At least, they did, until now. The crew of the Chinese Great Wall Station can now exist without some of the supply flights from the mainland. Thanks to their greenhouse, the first in the Antarctic, they have their own supplies of fresh tomatoes, cucumbers, bell peppers, lettuce, and various herbs. Among other things, this was made possible by the material PLEXIGLAS® Alltop from Evonik.
The Polar Research Institute of China and Shanghai Dushi Green Engineering Co., Ltd. worked on the design of the Antarctic‘s first greenhouse for two years. “Among all the materials we researched, PLEXIGLAS® Alltop has proven to be most suitable as covering materials for greenhouses on extremely cold Antarctica,” says Le Lu, an engineer at Shanghai Dushi who was involved in developing the greenhouse at the Great Wall Station.
Use of material under extreme weather conditions
The problem with the design was that in the southern summer the sun shines almost all day on King George Island; at the South Pole itself, the sun shines 24 hours a day at this time of year. But even in the Antarctic summer the radiation energy is very low. This is due to what is known as the obliquity of the ecliptic, in other words, the 23.5 tilt of the earth‘s axis to the plane of its orbit around the sun. Near the pole, this causes the incidence of the sun‘s rays to be very flat and, as a result, they have little power.
Consequently, to ensure that tomatoes, cucumbers and so on thrive, the construction of the first greenhouse in the Antarctic required a material that lets through the sun‘s rays, which are vital for plant growth. After all, a rule of thumb in vegetable growing is: one percent more light results in one percent more plant growth.

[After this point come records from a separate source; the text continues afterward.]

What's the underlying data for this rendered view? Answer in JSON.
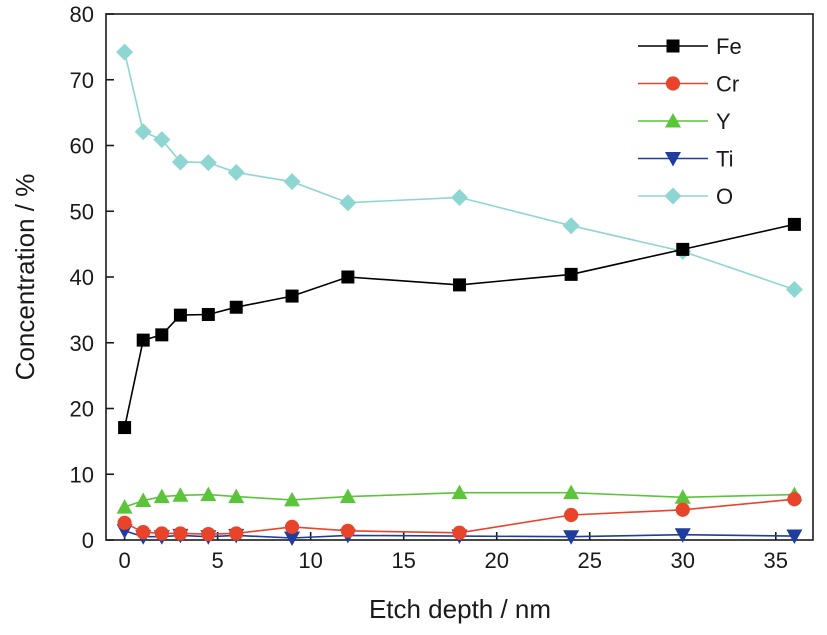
{
  "chart_data": {
    "type": "line",
    "title": "",
    "xlabel": "Etch depth / nm",
    "ylabel": "Concentration / %",
    "xlim": [
      -1,
      37
    ],
    "ylim": [
      0,
      80
    ],
    "x_ticks": [
      0,
      5,
      10,
      15,
      20,
      25,
      30,
      35
    ],
    "y_ticks": [
      0,
      10,
      20,
      30,
      40,
      50,
      60,
      70,
      80
    ],
    "grid": false,
    "legend_position": "top-right",
    "x": [
      0,
      1,
      2,
      3,
      4.5,
      6,
      9,
      12,
      18,
      24,
      30,
      36
    ],
    "series": [
      {
        "name": "Fe",
        "marker": "square",
        "color": "#000000",
        "values": [
          17.1,
          30.4,
          31.2,
          34.2,
          34.3,
          35.4,
          37.1,
          40.0,
          38.8,
          40.4,
          44.2,
          48.0
        ]
      },
      {
        "name": "Cr",
        "marker": "circle",
        "color": "#e8442a",
        "values": [
          2.6,
          1.2,
          1.0,
          1.0,
          0.9,
          1.0,
          2.0,
          1.4,
          1.1,
          3.8,
          4.6,
          6.2
        ]
      },
      {
        "name": "Y",
        "marker": "triangle-up",
        "color": "#5cc43b",
        "values": [
          5.0,
          6.0,
          6.6,
          6.8,
          6.9,
          6.6,
          6.1,
          6.6,
          7.2,
          7.2,
          6.5,
          6.9
        ]
      },
      {
        "name": "Ti",
        "marker": "triangle-down",
        "color": "#1f3c9e",
        "values": [
          1.4,
          0.5,
          0.5,
          0.7,
          0.5,
          0.7,
          0.3,
          0.7,
          0.6,
          0.5,
          0.8,
          0.6
        ]
      },
      {
        "name": "O",
        "marker": "diamond",
        "color": "#8ed6d2",
        "values": [
          74.2,
          62.1,
          60.9,
          57.5,
          57.4,
          55.9,
          54.5,
          51.3,
          52.1,
          47.8,
          43.9,
          38.1
        ]
      }
    ]
  }
}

Besides, it‘s not only extremely cold in the Antarctic; it‘s also very, very windy. The continent is regarded as the windiest on the planet. Wind force 10, in other words, severe storm, is a daily occurrence on the permanent ice. “We‘ve built many greenhouses around the world. But the project in the Antarctic was especially exciting for us,” says Weimin Wang from Evonik, who was responsible for the construction of the greenhouse in the Antarctic. “Our material can demonstrate its strength especially well under these adverse conditions.”
Because of its 91% light transmission, PLEXIGLAS® Alltop guarantees that the plants get sufficient natural sunlight. Six hundred square meters of 16 millimeter thick multi-skin sheets provide good insulation and UV transparency so that the plants can grow under conditions that are as close to nature as possible. In addition: the material also exhibits no visible yellowing even after 30 years. As a result it, retains its maximum light transmission and is especially durable.
Second greenhouse already being planned
PLEXIGLAS® Alltop is also very stable in high winds. But on its own, that‘s not enough to withstand the bleak conditions on King George Island. In collaboration with Evonik, Shanghai Dushi developed a special aluminum profile to reinforce the construction, which is coordinated precisely to the geometry of PLEXIGLAS® Alltop. After extensive trials, the Chinese research icebreaker Xue Long delivered the material to the Antarctic.
“Now we want to build a second greenhouse in the Antarctic together with our partner. It‘s already in the planning phase,” says Weimin Wang from Evonik. The second greenhouse will supply scientists at another Chinese research station in the interior of the enormous ice-covered continent with fresh vegetables. A place where temperatures drop even lower and the winds are even more bleak.